At this point, more investment will not drive fast growth in China because the system is no longer able to productively absorb overinvestment.
But stimulation using government spending is not the right solution either. It is like quenching the thirst with poison. It is a disease. Stimulation by government spending cannot fix the disease. Without deep reform, the only thing China can do to temporarily mask the symptom is to export the surplus of its supply side. But doing that creates mirroring imbalances in the receipting nations. If the other nations are foolish enough to allow this to continue, not knowing such imbalance impoverishes them in the long term, the export strategy would continue to work for China. But can anyone pretend to be surprised if the others start to complain?
It is a cliché, but it is still the truth: the Chinese problem is structural, deeply entrenched in the political and cultural structures.
Facing the present challenge, China has roughly three choices:
Choice 1: Pushing for deep political reform, along with economic reform and cultural reform
Choice 2: Sticking with the current model to maintain the industrial strength as a nation at the cost of individual and family income growth
Choice 3: Printing money to stimulate consumption to maintain high GDP growth artificially.
The above three alternatives are not equivalent.
The first choice is the best choice but also the hardest and the least likely. It requires reforms that contradict the very foundation of China’s current political system. It is unlikely to happen, barring some unexpected historic turns.

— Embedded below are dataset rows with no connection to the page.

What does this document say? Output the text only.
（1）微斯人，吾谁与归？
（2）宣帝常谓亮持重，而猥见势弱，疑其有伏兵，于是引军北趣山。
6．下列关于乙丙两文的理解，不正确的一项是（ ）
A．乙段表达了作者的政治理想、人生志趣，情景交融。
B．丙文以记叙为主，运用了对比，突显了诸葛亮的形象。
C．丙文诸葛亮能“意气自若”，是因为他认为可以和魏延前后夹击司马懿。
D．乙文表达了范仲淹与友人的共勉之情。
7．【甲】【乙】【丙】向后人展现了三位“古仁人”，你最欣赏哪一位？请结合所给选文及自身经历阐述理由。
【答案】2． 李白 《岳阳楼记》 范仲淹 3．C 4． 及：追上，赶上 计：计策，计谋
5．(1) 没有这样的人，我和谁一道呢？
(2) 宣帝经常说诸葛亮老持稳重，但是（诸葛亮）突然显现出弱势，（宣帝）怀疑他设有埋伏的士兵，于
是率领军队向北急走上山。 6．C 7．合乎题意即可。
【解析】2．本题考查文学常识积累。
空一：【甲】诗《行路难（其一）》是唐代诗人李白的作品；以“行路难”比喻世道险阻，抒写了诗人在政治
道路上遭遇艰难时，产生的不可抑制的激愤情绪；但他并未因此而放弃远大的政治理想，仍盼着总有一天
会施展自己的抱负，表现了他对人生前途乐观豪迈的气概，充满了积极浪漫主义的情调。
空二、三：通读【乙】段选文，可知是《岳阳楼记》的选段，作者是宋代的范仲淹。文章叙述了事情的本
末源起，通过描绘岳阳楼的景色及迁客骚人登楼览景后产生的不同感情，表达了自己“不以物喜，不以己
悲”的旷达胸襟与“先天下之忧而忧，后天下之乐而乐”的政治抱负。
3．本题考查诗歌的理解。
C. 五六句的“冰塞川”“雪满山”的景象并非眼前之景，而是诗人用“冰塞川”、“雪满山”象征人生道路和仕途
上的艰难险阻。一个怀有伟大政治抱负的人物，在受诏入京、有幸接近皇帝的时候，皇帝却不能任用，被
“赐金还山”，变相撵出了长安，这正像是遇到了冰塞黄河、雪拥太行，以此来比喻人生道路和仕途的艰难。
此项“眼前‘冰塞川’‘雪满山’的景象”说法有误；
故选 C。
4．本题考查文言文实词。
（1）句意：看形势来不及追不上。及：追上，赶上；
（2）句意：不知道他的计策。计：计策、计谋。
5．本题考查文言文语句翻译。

The second choice is less beneficial to people, but it may be an attractive choice for the Chinese government because it fits its philosophy of collectivism, which in this particular scenario means compromising people’s welfare in preference to national strength (i.e., strong nation but not-so-well-off people). It is not ideal and may also threaten the legitimacy of the current political regime in China because it has long promised fast growth, but it may be able to manage to meet the current Chinese political and national narrative for quite a long time.

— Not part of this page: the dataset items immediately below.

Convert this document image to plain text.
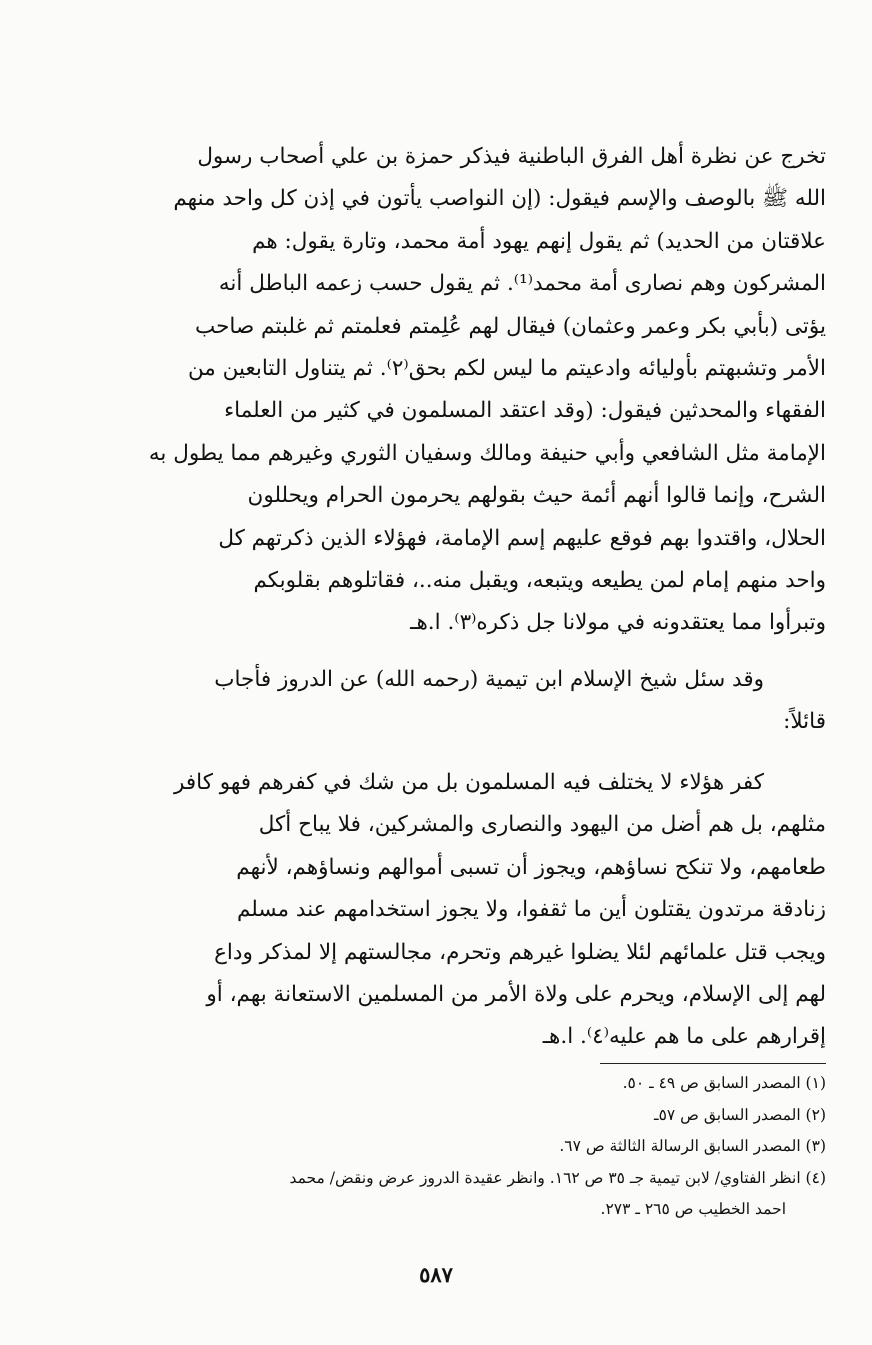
تخرج عن نظرة أهل الفرق الباطنية فيذكر حمزة بن علي أصحاب رسول
الله ﷺ بالوصف والإسم فيقول: (إن النواصب يأتون في إذن كل واحد منهم
علاقتان من الحديد) ثم يقول إنهم يهود أمة محمد، وتارة يقول: هم
المشركون وهم نصارى أمة محمد⁽¹⁾. ثم يقول حسب زعمه الباطل أنه
يؤتى (بأبي بكر وعمر وعثمان) فيقال لهم عُلِمتم فعلمتم ثم غلبتم صاحب
الأمر وتشبهتم بأوليائه وادعيتم ما ليس لكم بحق⁽٢⁾. ثم يتناول التابعين من
الفقهاء والمحدثين فيقول: (وقد اعتقد المسلمون في كثير من العلماء
الإمامة مثل الشافعي وأبي حنيفة ومالك وسفيان الثوري وغيرهم مما يطول به
الشرح، وإنما قالوا أنهم أئمة حيث بقولهم يحرمون الحرام ويحللون
الحلال، واقتدوا بهم فوقع عليهم إسم الإمامة، فهؤلاء الذين ذكرتهم كل
واحد منهم إمام لمن يطيعه ويتبعه، ويقبل منه..، فقاتلوهم بقلوبكم
وتبرأوا مما يعتقدونه في مولانا جل ذكره⁽٣⁾. ا.هـ
وقد سئل شيخ الإسلام ابن تيمية (رحمه الله) عن الدروز فأجاب
قائلاً:
كفر هؤلاء لا يختلف فيه المسلمون بل من شك في كفرهم فهو كافر
مثلهم، بل هم أضل من اليهود والنصارى والمشركين، فلا يباح أكل
طعامهم، ولا تنكح نساؤهم، ويجوز أن تسبى أموالهم ونساؤهم، لأنهم
زنادقة مرتدون يقتلون أين ما ثقفوا، ولا يجوز استخدامهم عند مسلم
ويجب قتل علمائهم لئلا يضلوا غيرهم وتحرم، مجالستهم إلا لمذكر وداع
لهم إلى الإسلام، ويحرم على ولاة الأمر من المسلمين الاستعانة بهم، أو
إقرارهم على ما هم عليه⁽٤⁾. ا.هـ
(١) المصدر السابق ص ٤٩ ـ ٥٠.
(٢) المصدر السابق ص ٥٧ـ
(٣) المصدر السابق الرسالة الثالثة ص ٦٧.
(٤) انظر الفتاوي/ لابن تيمية جـ ٣٥ ص ١٦٢. وانظر عقيدة الدروز عرض ونقض/ محمد
احمد الخطيب ص ٢٦٥ ـ ٢٧٣.
٥٨٧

The third choice is the worst but also the easiest. It can be an effective painkiller but will eventually kill the system. Economists recommend this path because they automatically equate GDP growth to a good economy without questioning the premise.
But will the Chinese government also be fooled? It’s hard to say. They seem to still have common sense about fiscal discipline and long-term preservation. They haven’t become a total victim of the religion of consumerism yet. And being an autocracy, they may also be less susceptible to the temptation of committing mass voter bribery through printing and handing out money. But none of these factors is determinative. Sometimes, the imminent pressure can be so high it may override the sense of long-term preservation.